My guess is that if we were to pursue these kinds of thoughts, we would end up being able to prove a statement that would say something like that (U,V) takes a pretty representative sample of values with V being between -(n-1)/2 and (n-1)/2 and U being in a range of width around \sqrt n. I would expect, for example, that if we add three or four independent copies of (U,V), then we will have a distribution that is similar in character to the uniform distribution on a rectangle of width of order of magnitude n and height of order of magnitude \sqrt n. And if that’s true, then adding n of them should give us something very close to normal (in an appropriate discrete sense of the word “normal”).

What next?

There are two obvious tasks here. One is to try to prove as much as we can about the random variable (U,V). The other is to try to prove a suitable LCLT that is strong enough to give us that the probability that X>0 given that Y=0 is approximately 1/2, under suitable assumptions about (U,V).

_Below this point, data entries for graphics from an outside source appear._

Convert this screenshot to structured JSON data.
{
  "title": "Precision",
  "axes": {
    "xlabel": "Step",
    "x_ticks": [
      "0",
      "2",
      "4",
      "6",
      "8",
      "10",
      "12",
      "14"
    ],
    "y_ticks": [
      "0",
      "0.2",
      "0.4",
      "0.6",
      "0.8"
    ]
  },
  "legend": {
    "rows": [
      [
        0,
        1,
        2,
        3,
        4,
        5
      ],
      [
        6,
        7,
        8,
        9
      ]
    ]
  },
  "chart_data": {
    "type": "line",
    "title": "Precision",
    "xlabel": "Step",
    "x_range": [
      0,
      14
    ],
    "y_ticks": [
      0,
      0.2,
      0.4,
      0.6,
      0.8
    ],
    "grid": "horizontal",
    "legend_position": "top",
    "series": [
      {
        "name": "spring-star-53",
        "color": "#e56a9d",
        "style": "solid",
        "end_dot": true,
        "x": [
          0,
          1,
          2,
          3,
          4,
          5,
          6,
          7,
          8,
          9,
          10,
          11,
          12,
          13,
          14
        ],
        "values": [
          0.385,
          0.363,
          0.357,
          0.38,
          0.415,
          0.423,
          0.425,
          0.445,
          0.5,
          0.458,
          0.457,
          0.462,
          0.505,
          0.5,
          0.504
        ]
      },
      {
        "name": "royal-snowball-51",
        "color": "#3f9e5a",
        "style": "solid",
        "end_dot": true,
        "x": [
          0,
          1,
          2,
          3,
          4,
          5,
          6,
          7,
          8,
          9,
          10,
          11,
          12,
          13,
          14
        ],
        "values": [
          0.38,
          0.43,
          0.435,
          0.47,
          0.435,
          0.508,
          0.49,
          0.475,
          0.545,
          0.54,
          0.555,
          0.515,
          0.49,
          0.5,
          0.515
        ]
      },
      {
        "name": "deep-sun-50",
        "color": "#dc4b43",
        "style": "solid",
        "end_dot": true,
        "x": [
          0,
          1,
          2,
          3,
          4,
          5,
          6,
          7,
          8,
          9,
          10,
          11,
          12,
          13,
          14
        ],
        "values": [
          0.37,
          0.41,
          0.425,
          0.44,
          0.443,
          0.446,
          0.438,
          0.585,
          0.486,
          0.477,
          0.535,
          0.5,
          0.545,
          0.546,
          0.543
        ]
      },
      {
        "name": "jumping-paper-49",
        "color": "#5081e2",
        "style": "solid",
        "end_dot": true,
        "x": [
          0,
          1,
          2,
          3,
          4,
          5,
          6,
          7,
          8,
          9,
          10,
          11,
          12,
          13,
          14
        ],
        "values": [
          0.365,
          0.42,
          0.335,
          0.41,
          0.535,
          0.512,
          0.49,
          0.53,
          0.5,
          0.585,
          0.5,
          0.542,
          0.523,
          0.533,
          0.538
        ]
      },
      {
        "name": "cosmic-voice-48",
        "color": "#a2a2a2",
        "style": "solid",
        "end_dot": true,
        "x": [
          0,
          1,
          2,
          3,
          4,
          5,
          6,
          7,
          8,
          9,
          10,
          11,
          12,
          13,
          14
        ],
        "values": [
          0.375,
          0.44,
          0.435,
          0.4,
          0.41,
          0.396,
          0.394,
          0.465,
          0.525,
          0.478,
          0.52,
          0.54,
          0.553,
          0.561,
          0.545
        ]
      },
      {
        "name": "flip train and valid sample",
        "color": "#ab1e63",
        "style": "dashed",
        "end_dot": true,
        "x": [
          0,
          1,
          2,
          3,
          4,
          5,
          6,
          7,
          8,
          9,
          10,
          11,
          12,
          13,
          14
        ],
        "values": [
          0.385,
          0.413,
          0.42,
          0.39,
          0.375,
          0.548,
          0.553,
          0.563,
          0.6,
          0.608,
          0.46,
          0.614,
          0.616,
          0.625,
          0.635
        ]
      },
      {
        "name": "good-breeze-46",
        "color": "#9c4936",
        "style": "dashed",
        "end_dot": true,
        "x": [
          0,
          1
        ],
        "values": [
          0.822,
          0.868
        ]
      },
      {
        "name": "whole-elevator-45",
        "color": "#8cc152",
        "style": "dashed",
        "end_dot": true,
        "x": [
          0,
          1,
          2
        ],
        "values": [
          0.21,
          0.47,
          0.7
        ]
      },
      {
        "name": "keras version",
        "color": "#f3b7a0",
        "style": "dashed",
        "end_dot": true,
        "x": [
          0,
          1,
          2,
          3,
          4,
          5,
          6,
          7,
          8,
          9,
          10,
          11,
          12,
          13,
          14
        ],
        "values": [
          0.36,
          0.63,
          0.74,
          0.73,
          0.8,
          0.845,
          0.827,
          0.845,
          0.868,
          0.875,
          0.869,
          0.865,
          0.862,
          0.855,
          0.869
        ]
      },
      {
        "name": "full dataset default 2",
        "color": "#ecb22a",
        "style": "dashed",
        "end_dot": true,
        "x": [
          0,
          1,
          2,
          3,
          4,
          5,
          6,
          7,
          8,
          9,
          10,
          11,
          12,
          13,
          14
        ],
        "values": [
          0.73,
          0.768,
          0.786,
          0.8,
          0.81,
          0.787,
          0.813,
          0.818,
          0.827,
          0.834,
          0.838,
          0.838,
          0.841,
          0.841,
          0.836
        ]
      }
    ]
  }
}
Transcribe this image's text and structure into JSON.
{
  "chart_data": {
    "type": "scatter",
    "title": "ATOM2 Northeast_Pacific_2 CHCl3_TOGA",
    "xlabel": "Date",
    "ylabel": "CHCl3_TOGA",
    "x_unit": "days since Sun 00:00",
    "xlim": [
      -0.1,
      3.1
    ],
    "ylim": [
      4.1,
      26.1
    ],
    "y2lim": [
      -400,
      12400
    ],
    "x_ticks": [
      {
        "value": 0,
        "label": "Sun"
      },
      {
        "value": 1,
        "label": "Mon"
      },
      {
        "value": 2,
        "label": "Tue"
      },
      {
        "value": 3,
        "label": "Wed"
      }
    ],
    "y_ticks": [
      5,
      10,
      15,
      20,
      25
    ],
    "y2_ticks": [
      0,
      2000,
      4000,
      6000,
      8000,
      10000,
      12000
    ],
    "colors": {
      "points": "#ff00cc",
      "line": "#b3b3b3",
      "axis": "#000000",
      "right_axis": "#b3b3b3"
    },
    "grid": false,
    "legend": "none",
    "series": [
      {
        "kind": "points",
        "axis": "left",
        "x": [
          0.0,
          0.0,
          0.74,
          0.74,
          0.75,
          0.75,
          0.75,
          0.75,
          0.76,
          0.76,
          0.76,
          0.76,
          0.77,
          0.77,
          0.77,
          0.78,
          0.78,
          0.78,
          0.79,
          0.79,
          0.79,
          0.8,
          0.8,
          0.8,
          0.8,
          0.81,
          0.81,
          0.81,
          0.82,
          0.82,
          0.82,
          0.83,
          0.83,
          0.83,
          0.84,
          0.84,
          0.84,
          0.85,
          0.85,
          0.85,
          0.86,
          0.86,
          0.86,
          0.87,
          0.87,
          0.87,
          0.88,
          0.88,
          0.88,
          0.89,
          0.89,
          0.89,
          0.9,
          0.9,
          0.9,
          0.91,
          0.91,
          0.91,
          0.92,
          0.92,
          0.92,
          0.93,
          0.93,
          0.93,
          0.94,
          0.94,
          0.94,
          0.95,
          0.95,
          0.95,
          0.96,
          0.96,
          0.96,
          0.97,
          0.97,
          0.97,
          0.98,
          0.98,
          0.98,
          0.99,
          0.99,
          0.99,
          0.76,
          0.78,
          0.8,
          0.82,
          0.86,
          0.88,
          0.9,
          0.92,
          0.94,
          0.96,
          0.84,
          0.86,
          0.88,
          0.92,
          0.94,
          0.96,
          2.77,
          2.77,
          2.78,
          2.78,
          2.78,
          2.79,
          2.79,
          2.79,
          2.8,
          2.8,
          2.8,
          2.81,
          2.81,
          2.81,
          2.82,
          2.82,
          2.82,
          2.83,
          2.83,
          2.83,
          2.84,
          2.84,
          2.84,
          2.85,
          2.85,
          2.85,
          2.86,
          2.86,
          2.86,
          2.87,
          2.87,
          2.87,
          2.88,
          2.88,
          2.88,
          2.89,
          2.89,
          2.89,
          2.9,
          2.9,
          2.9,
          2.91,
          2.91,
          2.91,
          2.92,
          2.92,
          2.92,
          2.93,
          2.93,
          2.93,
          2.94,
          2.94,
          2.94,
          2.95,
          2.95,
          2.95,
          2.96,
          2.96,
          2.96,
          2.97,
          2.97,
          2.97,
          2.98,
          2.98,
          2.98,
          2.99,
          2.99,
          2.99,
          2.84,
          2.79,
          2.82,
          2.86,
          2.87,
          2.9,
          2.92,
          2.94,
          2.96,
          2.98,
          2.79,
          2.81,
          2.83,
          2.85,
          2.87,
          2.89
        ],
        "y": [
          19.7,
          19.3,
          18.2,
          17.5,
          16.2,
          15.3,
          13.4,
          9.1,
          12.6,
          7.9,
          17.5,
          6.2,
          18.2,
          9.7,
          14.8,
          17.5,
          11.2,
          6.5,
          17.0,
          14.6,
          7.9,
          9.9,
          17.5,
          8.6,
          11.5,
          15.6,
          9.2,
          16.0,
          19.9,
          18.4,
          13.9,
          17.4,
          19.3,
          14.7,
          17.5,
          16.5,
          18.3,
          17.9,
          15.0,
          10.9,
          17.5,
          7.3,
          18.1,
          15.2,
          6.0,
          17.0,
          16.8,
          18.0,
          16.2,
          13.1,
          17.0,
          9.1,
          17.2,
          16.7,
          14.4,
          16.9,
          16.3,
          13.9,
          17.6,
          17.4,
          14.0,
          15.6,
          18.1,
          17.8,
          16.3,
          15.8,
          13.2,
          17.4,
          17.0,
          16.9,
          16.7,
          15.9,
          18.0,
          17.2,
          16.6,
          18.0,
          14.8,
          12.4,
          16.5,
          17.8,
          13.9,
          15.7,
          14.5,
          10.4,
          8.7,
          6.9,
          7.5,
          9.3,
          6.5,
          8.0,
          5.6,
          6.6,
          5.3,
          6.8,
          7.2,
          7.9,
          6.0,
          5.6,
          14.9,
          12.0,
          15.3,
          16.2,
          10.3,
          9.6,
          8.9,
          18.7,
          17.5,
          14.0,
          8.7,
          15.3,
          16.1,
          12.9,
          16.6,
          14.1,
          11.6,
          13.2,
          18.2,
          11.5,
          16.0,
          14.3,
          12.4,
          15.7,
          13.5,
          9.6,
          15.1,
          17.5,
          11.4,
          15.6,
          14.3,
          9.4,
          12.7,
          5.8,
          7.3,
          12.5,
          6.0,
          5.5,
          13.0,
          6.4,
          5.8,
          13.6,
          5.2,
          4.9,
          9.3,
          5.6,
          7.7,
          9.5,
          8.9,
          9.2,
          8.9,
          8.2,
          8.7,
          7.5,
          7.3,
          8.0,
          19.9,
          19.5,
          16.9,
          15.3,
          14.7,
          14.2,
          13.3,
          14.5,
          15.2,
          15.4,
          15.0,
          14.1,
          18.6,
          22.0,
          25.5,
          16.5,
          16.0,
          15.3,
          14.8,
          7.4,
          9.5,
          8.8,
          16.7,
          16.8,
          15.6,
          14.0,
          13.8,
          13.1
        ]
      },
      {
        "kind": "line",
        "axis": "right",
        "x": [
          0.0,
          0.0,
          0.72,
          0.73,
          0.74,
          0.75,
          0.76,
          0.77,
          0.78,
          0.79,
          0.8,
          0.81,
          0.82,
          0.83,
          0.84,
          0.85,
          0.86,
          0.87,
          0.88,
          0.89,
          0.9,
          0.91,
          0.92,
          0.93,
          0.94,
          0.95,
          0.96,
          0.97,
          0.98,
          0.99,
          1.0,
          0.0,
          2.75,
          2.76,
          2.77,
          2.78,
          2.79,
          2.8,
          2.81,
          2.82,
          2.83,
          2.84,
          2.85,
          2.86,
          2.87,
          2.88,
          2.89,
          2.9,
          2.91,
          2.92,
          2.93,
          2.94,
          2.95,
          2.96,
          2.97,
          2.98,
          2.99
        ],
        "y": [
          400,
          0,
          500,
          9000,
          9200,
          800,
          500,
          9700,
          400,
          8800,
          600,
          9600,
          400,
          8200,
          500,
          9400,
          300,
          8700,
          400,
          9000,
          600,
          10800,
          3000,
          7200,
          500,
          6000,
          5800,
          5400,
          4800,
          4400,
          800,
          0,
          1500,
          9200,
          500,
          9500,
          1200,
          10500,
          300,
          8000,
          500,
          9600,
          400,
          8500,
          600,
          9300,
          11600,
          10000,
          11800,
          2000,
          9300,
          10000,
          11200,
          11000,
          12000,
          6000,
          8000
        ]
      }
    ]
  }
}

And then we have to hope that what we achieve for the first is sufficient for the second.

It’s possible that the second task can be achieved by simply going through one of the existing proofs of the LCLT and being more careful about the details. But if that’s the case, then we should spend some time trying to find out whether anyone has done it already, since there wouldn’t be much point in duplicating that work. I hope I’ve set out what we want clearly enough for any probabilist who might stumble upon this blog post to be able to point us in the right direction if indeed the result we want is out there somewhere.